Golden Eagle Audubon Lek Trip – April 2, 2011—The Golden Eagle Audubon Society offers a lek tour every year, leaving from Boise. It visits a sage grouse lek near Weiser. Typically, participants will have excellent views of 15-20 displaying grouse. The expert birders from Golden Eagle continue the trip through grasslands and wetlands, and you can often see many interesting birds, including burrowing owls, long-billed curlews, golden eagles and more. Phone Pam Conley at 208-869-0337 to sign up for this free excursion.

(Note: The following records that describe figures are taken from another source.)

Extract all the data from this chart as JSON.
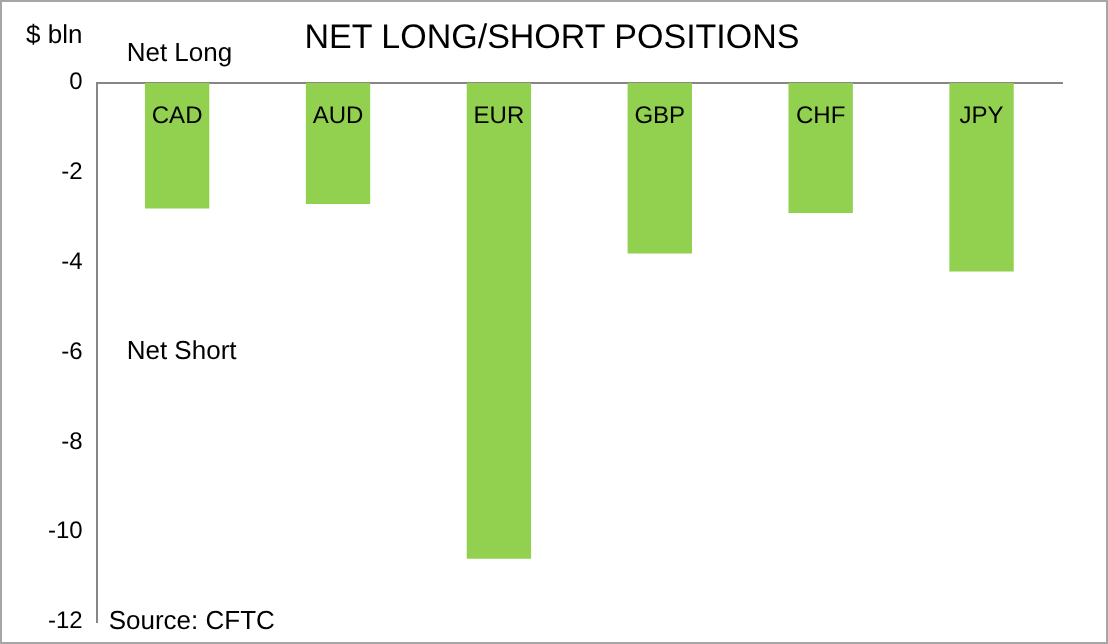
{
  "chart_data": {
    "type": "bar",
    "title": "NET LONG/SHORT POSITIONS",
    "ylabel": "$ bln",
    "categories": [
      "CAD",
      "AUD",
      "EUR",
      "GBP",
      "CHF",
      "JPY"
    ],
    "values": [
      -2.8,
      -2.7,
      -10.6,
      -3.8,
      -2.9,
      -4.2
    ],
    "color": "#92d050",
    "ylim": [
      -12,
      0
    ],
    "yticks": [
      0,
      -2,
      -4,
      -6,
      -8,
      -10,
      -12
    ],
    "grid": false,
    "legend": false,
    "annotations": [
      "Net Long",
      "Net Short",
      "Source: CFTC"
    ]
  }
}
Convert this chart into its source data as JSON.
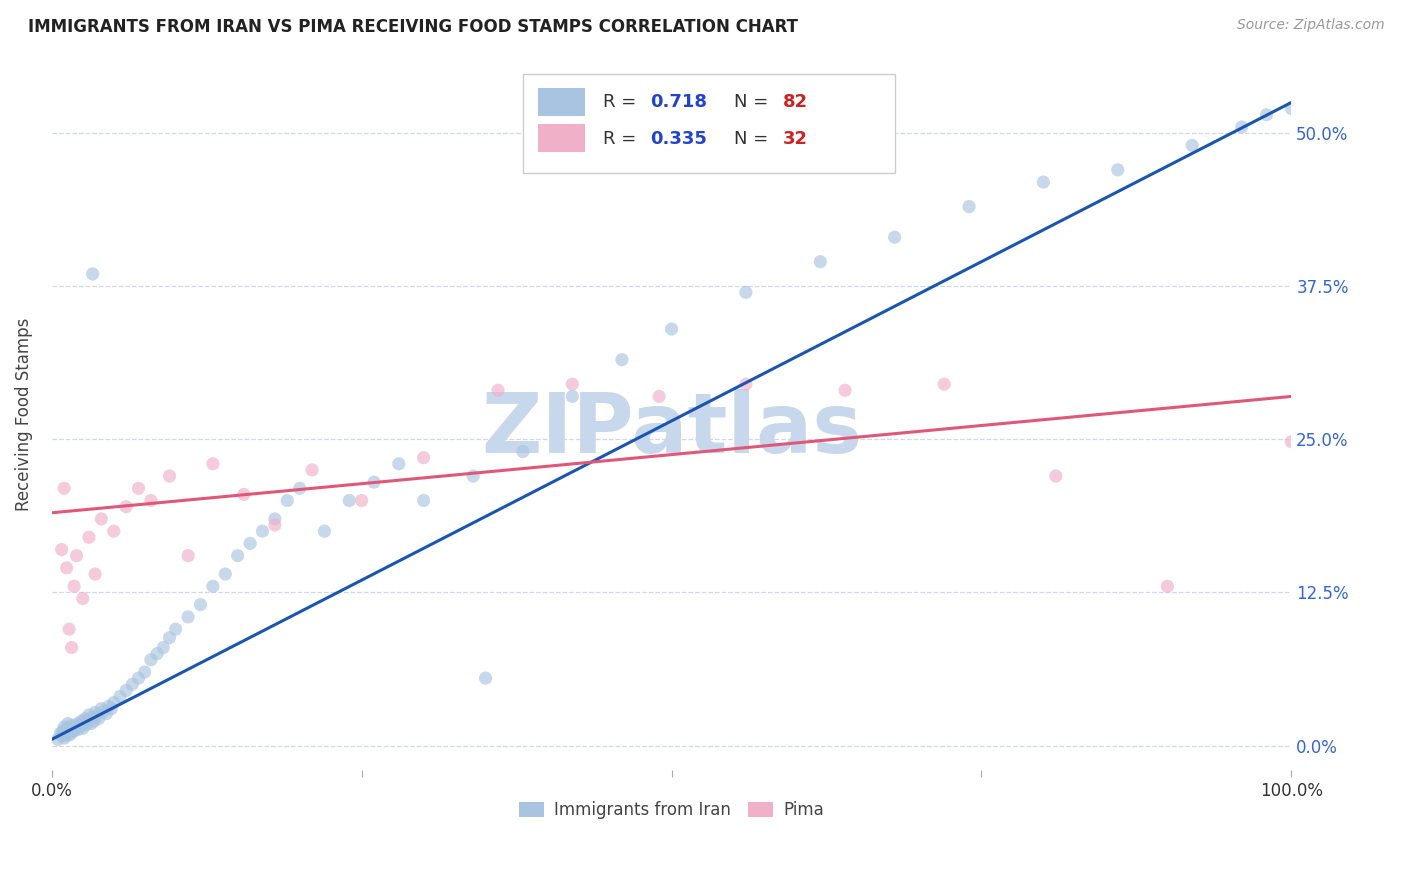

Dubois Grouse Days – April 15 and 16, 2011 - Dubois Grouse Days celebrates the great grouse leks (some of the largest remaining in the West) of eastern Idaho with two days of presentations, great food and visits to leks. One of the tours visits the Conservancy’s Crooked Creek Preserve, where participants should see fifty or more grouse displaying. This year’s speakers include wildlife photographer Paul Bannick, Idaho birder and photographer Kathleen Cameron (who also frequently photographs Silver Creek) and falconer Jack Oar. This is a great event to see sage grouse and support a small, rural Idaho community through wildlife tourism.

Image by Bob Griffith


Bill S. said...

Great post. I will be guiding the bus on the Red Rock Road during Dubois Grouse Days on April 16. It will be a lot of fun as we will see at least two major leks. I will be doing some scouting before and will be able to take a visitor with me on those trips. I will be starting visiting them on April 1.

Kat said...

I saw this last year at the Conservancy's Moses Coulee preserve in eastern Washington. It was incredible!